Once appointed, the conservator is responsible for protecting and preserving the protected person's estate, which includes investing it prudently, accounting for it, performing all other duties required and delivering the assets of the protected person to the entitled person(s) at the termination of the conservatorship. Unless otherwise limited by the documents establishing the conservatorship, a conservator has the authority to:

  • Review financial records and broker statements;

  • Manage bank accounts and use accounts to receive payments and make deposits;

  • Balance account ledgers and maintain a complete and accurate record of all funds flowing through the accounts;

  • File income tax returns; and

  • Locate and maintain deeds and insurance policies.

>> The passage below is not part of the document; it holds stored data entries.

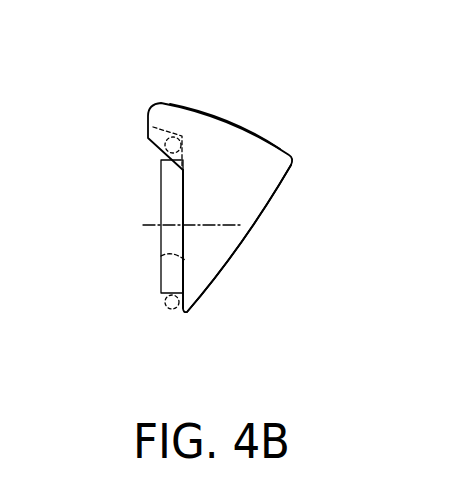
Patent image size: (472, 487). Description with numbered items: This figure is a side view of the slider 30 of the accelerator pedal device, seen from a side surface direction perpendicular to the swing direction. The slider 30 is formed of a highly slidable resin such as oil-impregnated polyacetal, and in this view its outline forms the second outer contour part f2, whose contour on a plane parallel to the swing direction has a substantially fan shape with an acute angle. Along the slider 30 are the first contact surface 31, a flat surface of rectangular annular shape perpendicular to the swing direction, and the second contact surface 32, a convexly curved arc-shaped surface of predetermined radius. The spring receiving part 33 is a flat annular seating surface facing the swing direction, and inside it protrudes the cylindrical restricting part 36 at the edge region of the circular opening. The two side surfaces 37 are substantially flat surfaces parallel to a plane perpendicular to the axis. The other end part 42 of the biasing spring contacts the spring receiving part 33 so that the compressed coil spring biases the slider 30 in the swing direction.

The slider 30 is at (154, 97).
The first contact surface 31 is at (262, 216).
The second contact surface 32 is at (227, 123).
The spring receiving part 33 is at (161, 263).
The cylindrical restricting part 36 is at (161, 256).
The side surfaces 37 is at (232, 237).
The other end part 42 is at (169, 308).
The second outer contour part f2 is at (293, 157).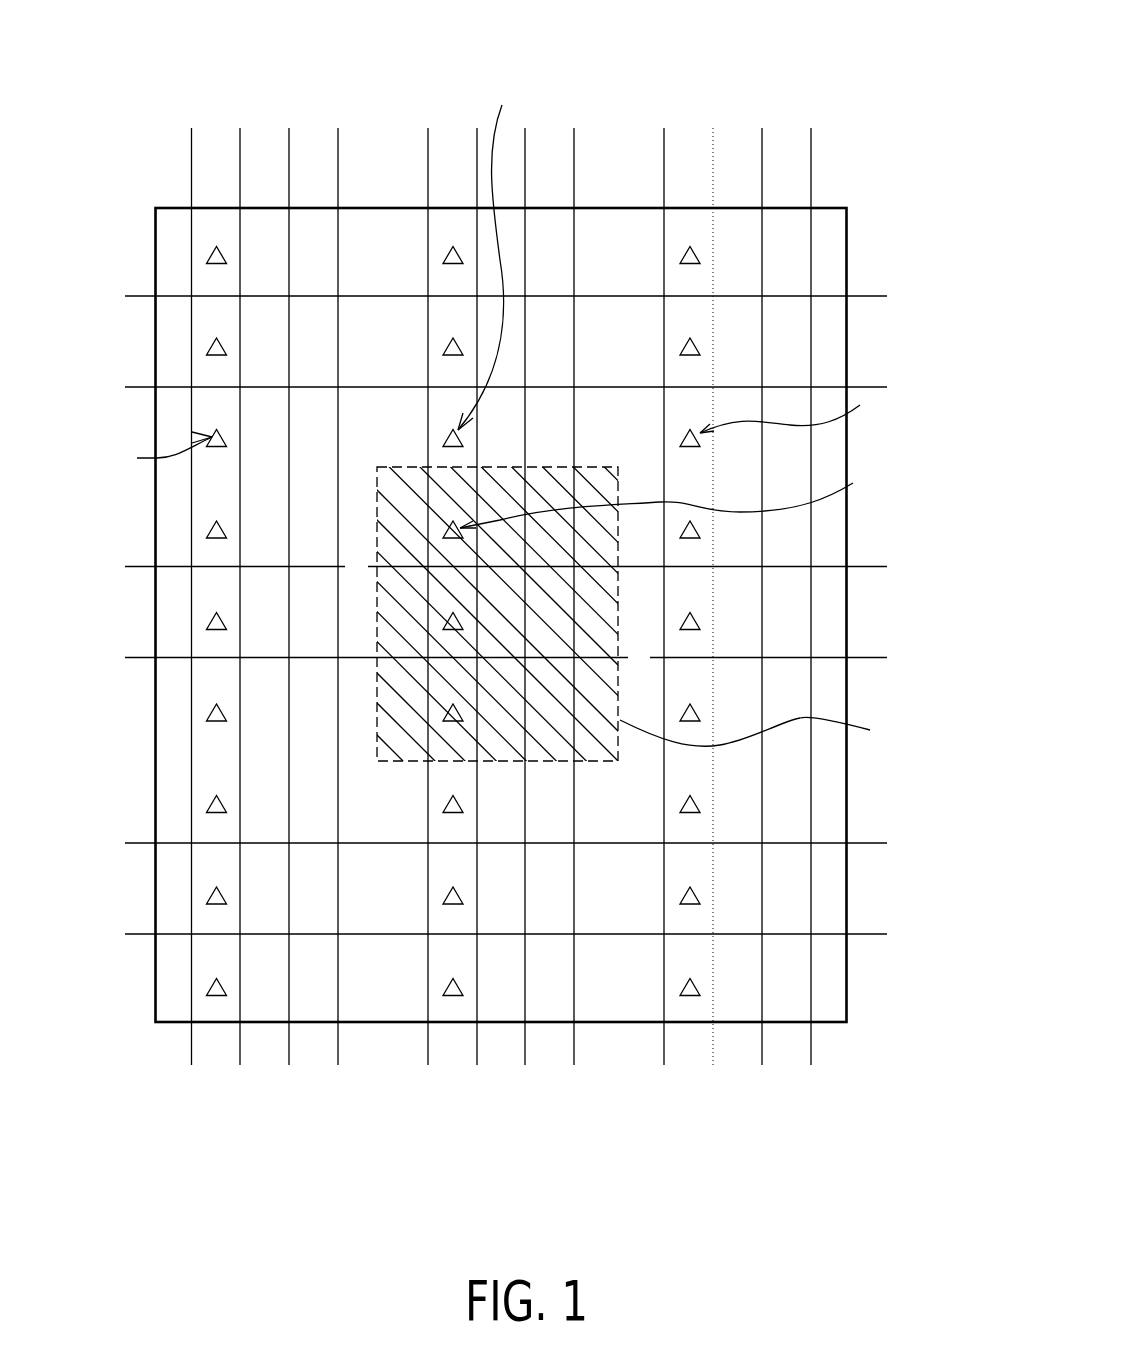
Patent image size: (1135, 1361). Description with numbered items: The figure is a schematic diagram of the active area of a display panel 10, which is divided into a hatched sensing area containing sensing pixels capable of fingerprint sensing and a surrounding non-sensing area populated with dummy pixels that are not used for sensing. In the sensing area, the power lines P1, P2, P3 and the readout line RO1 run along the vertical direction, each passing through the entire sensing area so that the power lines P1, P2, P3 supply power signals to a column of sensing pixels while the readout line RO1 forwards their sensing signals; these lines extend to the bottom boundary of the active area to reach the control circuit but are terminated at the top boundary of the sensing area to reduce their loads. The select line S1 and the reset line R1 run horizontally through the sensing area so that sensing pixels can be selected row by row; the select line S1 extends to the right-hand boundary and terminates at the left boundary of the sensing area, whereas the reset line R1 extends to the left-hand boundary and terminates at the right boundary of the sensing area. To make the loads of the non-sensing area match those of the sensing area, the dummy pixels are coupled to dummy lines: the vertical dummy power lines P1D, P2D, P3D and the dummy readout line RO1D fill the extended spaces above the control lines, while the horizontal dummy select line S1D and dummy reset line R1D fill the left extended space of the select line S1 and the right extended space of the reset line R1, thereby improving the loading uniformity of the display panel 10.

The display panel 10 is at (504, 587).
The dummy select line S1D is at (472, 570).
The dummy reset line R1D is at (498, 662).
The select line S1 is at (646, 565).
The reset line R1 is at (355, 660).
The dummy power line P1D is at (192, 1048).
The dummy power line P2D is at (289, 1048).
The dummy power line P3D is at (240, 1048).
The dummy readout line RO1D is at (338, 1048).
The power line P1 is at (428, 1048).
The power line P2 is at (525, 1048).
The power line P3 is at (477, 1048).
The readout line RO1 is at (574, 1048).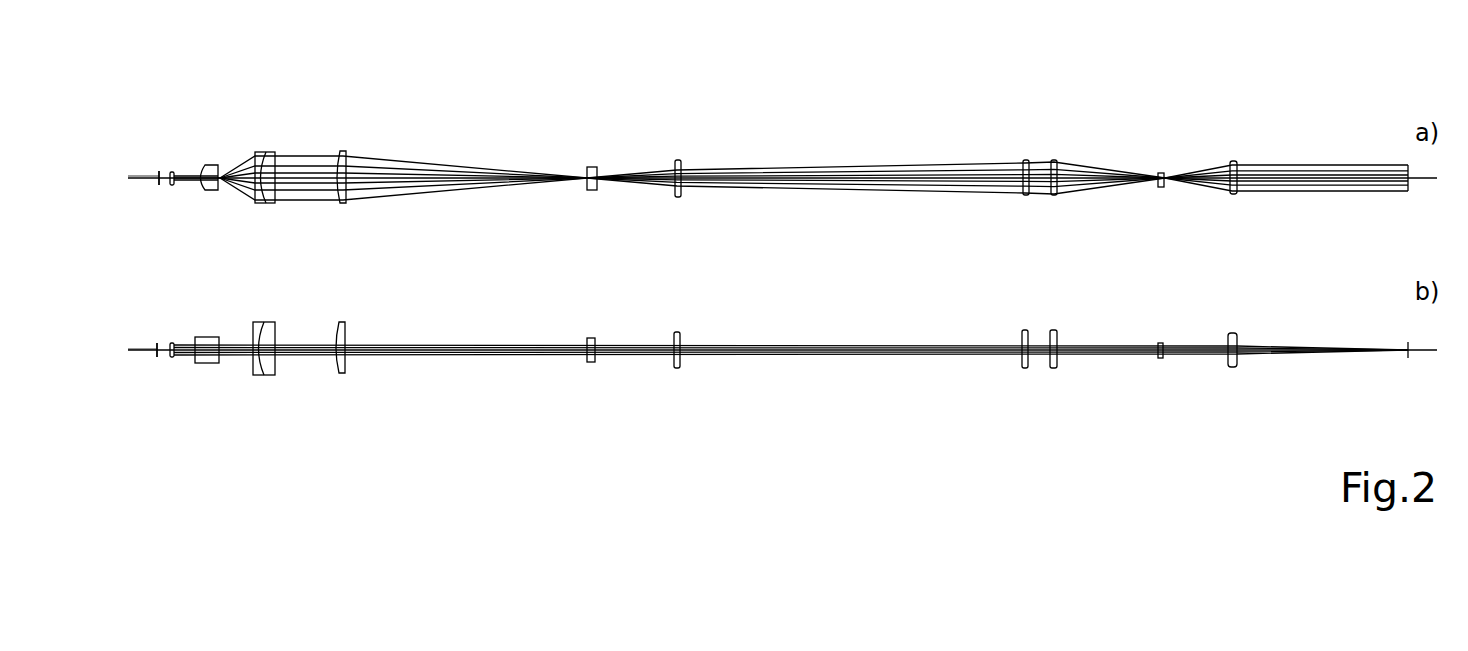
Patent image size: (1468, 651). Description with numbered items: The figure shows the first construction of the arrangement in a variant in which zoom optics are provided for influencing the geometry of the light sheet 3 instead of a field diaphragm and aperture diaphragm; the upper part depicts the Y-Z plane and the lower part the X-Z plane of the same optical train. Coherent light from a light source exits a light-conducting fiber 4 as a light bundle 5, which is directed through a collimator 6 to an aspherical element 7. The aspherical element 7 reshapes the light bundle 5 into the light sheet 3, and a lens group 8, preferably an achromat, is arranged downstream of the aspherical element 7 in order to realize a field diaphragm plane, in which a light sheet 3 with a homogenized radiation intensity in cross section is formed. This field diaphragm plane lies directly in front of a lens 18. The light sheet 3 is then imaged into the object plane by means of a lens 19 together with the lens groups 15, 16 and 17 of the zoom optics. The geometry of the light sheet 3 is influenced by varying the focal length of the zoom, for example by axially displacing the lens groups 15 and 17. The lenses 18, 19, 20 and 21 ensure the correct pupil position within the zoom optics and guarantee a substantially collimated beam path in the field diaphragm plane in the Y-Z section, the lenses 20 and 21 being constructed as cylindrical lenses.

The light sheet 3 is at (296, 193).
The light-conducting fiber 4 is at (147, 180).
The light bundle 5 is at (161, 170).
The collimator 6 is at (175, 187).
The aspherical element 7 is at (208, 165).
The lens group 8 is at (260, 203).
The lens group 15 is at (1057, 196).
The lens group 16 is at (1161, 188).
The lens group 17 is at (1238, 196).
The lens 18 is at (343, 203).
The lens 19 is at (593, 192).
The cylindrical lens 20 is at (680, 197).
The cylindrical lens 21 is at (1026, 196).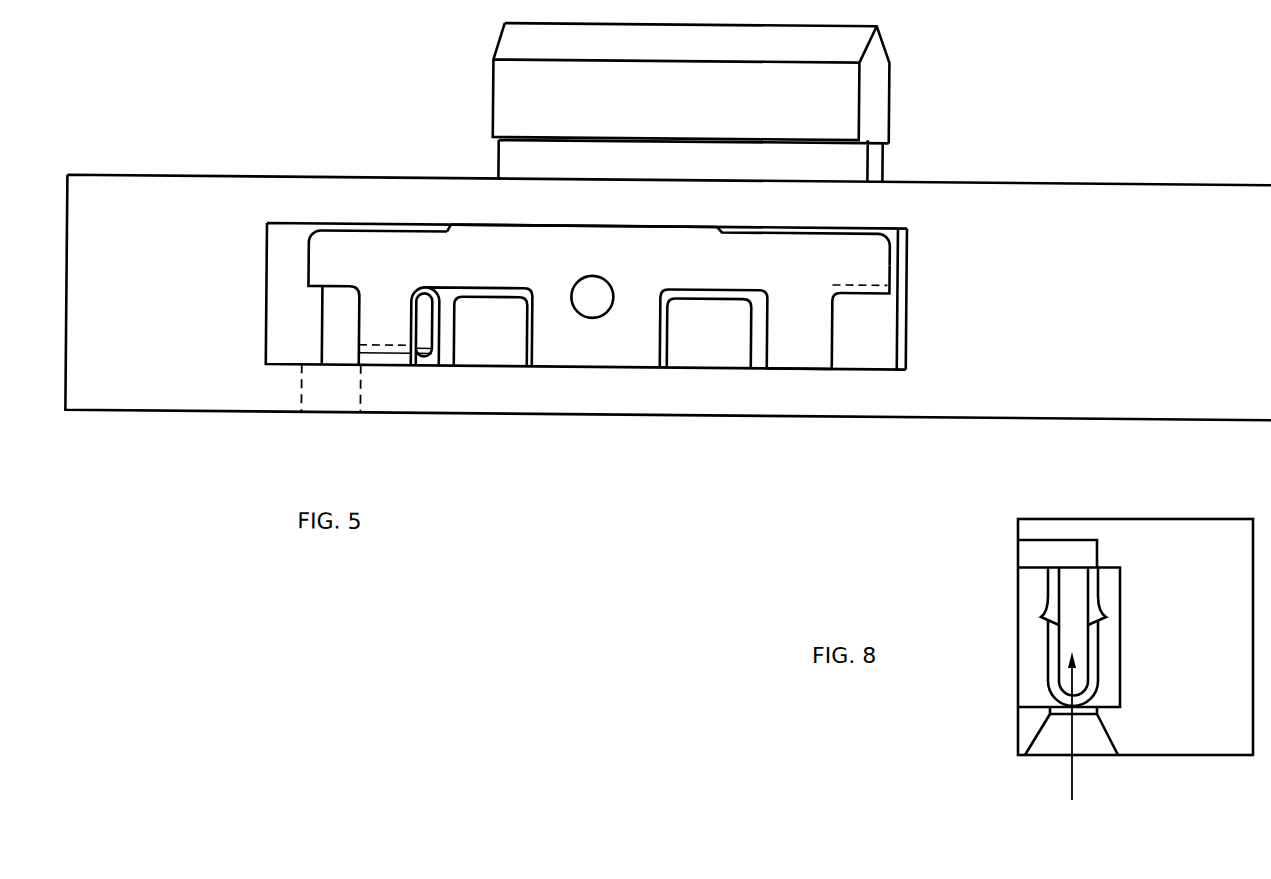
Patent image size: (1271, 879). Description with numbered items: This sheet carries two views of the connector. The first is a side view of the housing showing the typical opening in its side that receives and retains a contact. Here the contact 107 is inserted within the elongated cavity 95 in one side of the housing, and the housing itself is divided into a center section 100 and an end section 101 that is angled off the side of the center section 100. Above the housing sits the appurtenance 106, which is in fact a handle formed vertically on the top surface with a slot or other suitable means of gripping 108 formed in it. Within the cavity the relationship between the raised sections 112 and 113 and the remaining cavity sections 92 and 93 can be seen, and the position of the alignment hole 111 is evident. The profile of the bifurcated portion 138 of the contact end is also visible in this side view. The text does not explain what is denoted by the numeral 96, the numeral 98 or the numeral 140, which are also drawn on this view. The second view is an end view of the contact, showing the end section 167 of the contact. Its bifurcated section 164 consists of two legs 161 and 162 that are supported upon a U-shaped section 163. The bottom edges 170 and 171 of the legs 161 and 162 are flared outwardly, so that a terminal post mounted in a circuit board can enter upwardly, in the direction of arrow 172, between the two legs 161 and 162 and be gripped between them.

In FIG. 5, the cavity section 92 is at (550, 237).
In FIG. 5, the cavity section 93 is at (790, 253).
In FIG. 5, the elongated cavity 95 is at (342, 349).
In FIG. 5, the contact left portion 96 is at (377, 242).
In FIG. 5, the hole in circuit board 98 is at (332, 399).
In FIG. 5, the center section 100 is at (680, 173).
In FIG. 5, the end section 101 is at (187, 308).
In FIG. 5, the appurtenance 106 is at (850, 77).
In FIG. 5, the contact 107 is at (473, 231).
In FIG. 5, the means of gripping 108 is at (860, 160).
In FIG. 5, the alignment hole 111 is at (603, 294).
In FIG. 5, the raised section 112 is at (493, 341).
In FIG. 5, the raised section 113 is at (712, 341).
In FIG. 5, the bifurcated portion 138 is at (868, 268).
In FIG. 5, the bottom wall 140 is at (802, 357).
In FIG. 8, the leg 161 is at (1097, 603).
In FIG. 8, the leg 162 is at (1050, 592).
In FIG. 8, the U-shaped section 163 is at (1087, 689).
In FIG. 8, the bifurcated section 164 is at (1089, 555).
In FIG. 8, the end section 167 is at (1002, 603).
In FIG. 8, the bottom edge 170 is at (1100, 622).
In FIG. 8, the bottom edge 171 is at (1048, 622).
In FIG. 8, the arrow 172 is at (1070, 776).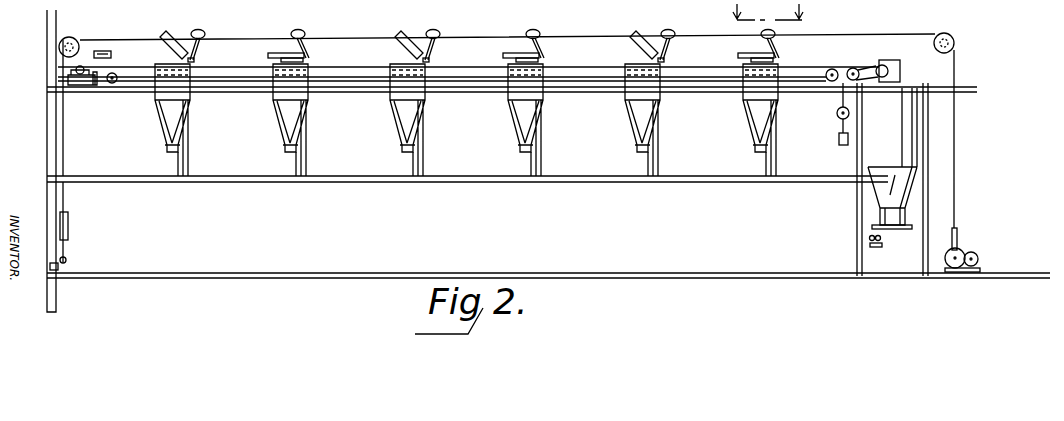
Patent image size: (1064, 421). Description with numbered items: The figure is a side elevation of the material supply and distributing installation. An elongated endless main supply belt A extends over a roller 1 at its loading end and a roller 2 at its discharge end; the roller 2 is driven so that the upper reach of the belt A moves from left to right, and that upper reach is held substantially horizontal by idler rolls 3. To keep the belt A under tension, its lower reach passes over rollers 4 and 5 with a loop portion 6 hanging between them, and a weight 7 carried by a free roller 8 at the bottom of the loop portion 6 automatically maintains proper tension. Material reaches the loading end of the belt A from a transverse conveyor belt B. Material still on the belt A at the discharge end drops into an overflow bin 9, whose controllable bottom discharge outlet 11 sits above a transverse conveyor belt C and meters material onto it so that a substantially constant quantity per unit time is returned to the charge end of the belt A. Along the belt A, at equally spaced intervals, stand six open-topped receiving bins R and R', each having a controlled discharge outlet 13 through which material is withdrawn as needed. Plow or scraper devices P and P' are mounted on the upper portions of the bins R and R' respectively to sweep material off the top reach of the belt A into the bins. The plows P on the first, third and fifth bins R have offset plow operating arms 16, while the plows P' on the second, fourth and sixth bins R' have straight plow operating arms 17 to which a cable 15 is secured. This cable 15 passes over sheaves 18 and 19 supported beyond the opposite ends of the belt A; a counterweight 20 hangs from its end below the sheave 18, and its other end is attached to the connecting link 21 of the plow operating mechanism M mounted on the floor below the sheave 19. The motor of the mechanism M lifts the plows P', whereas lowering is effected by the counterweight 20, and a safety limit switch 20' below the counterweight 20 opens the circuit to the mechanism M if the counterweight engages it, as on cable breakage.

The roller 1 is at (78, 70).
The roller 2 is at (895, 62).
The idler roll 3 is at (872, 71).
The roller 4 is at (857, 80).
The roller 5 is at (829, 82).
The loop portion 6 is at (836, 100).
The weight 7 is at (838, 142).
The free roller 8 is at (850, 117).
The overflow bin 9 is at (913, 137).
The bottom discharge outlet 11 is at (872, 227).
The controlled discharge outlet 13 is at (167, 150).
The cable 15 is at (270, 36).
The offset plow operating arm 16 is at (205, 38).
The straight plow operating arm 17 is at (302, 42).
The sheave 18 is at (62, 38).
The sheave 19 is at (955, 43).
The counterweight 20 is at (83, 226).
The safety limit switch 20' is at (80, 264).
The connecting link 21 is at (958, 240).
The main supply belt A is at (147, 66).
The transverse conveyor belt B is at (105, 51).
The transverse conveyor belt C is at (882, 240).
The plow operating mechanism M is at (975, 252).
The plow P is at (404, 32).
The plow P' is at (505, 35).
The receiving bin R is at (395, 120).
The receiving bin R' is at (509, 120).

With prior court approval, the conservator may also:

  • Invest funds;

  • Make gifts on the protected person's behalf from conservatorship assets to whom or to which such gifts were regularly made prior to the appointment or on showing that such gifts would benefit the protected person. No gift shall be allowed which would foreseeably prevent adequate provision for the protected person's best interest.

  • Make payments consistent with the conservator's plan directly to the protected person or to others for the protected person's education and training needs.

  • Use the protected person's income or assets to provide for any person that the protected person is legally obligated to support.

  • Compromise, adjust, arbitrate, or settle any claim by or against the protected person or the conservator.

  • Make elections for the protected person who is the surviving spouse.

  • Exercise the right to disclaim on behalf of the protected person.

  • Sell, mortgage, exchange, pledge, or lease the protected person's real and personal property.

Upon court approval, a conservatorship may terminate if the conservator is removed or resigns, or when the protected person reaches the age of majority, is determined to no longer need a conservator, dies, or has an estate whose assets no longer exceed the amount of charges and claims against it.